As such, music and well-being have become integral to the daily lives of the LSQ—from their own practice and health to both their students and the audience members with whom they share their music.

A generational legacy

While certain aspects of the LSQ’s final season will depend on the current pandemic—including a number of local and national performances—what isn’t in question is their remarkable legacy spanning more than 35 years.

“They will never be replaced,” says the Festival of the Sound’s Campbell, who is scheduled to perform with them in fall 2022. “Those four personalities are unique and special, so you’ll never get another quartet like them.”

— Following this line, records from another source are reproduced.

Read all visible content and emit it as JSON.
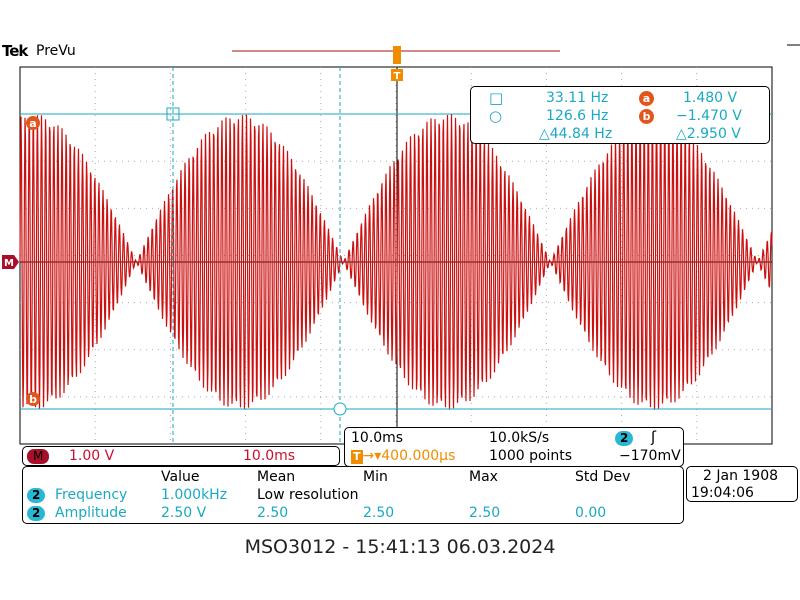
{
  "header": {
    "brand": "Tek",
    "mode": "PreVu"
  },
  "colors": {
    "waveform": "#cc1010",
    "cursor": "#1aa9c4",
    "trigger": "#f08c00",
    "grid": "#aaaaaa"
  },
  "markers": {
    "ref_a": "a",
    "ref_b": "b",
    "ground": "M",
    "trigger": "T"
  },
  "cursor_readout": {
    "vbar1_icon": "square-icon",
    "vbar1_freq": "33.11 Hz",
    "vbar2_icon": "circle-icon",
    "vbar2_freq": "126.6 Hz",
    "delta_freq": "△44.84 Hz",
    "a_label": "a",
    "a_value": "1.480 V",
    "b_label": "b",
    "b_value": "−1.470 V",
    "delta_volt": "△2.950 V"
  },
  "channel": {
    "label": "M",
    "scale": "1.00 V",
    "time": "10.0ms"
  },
  "timebase": {
    "scale": "10.0ms",
    "sample_rate": "10.0kS/s",
    "trigger_channel": "2",
    "trigger_delay": "▾400.000μs",
    "record_length": "1000 points",
    "trigger_level": "−170mV"
  },
  "measurements": {
    "headers": [
      "Value",
      "Mean",
      "Min",
      "Max",
      "Std Dev"
    ],
    "rows": [
      {
        "channel": "2",
        "name": "Frequency",
        "value": "1.000kHz",
        "mean": "Low resolution",
        "min": "",
        "max": "",
        "std": ""
      },
      {
        "channel": "2",
        "name": "Amplitude",
        "value": "2.50 V",
        "mean": "2.50",
        "min": "2.50",
        "max": "2.50",
        "std": "0.00"
      }
    ]
  },
  "datetime": {
    "date": "2 Jan  1908",
    "time": "19:04:06"
  },
  "footer": "MSO3012 - 15:41:13   06.03.2024"
}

As a long-time colleague, UVic’s Lewis can’t help but see their influence on campus.

“If you look at the history of the School of Music, there’s before the Quartet and after the Quartet,” she says. “They didn’t just arrive and head off into a rehearsal room for 30 years: their influence permeated every aspect of the school—and beyond.”

For Allana Lindgren, the dean of UVic’s Faculty of Fine Arts, they represent the pinnacle of performance and pedagogical rigour.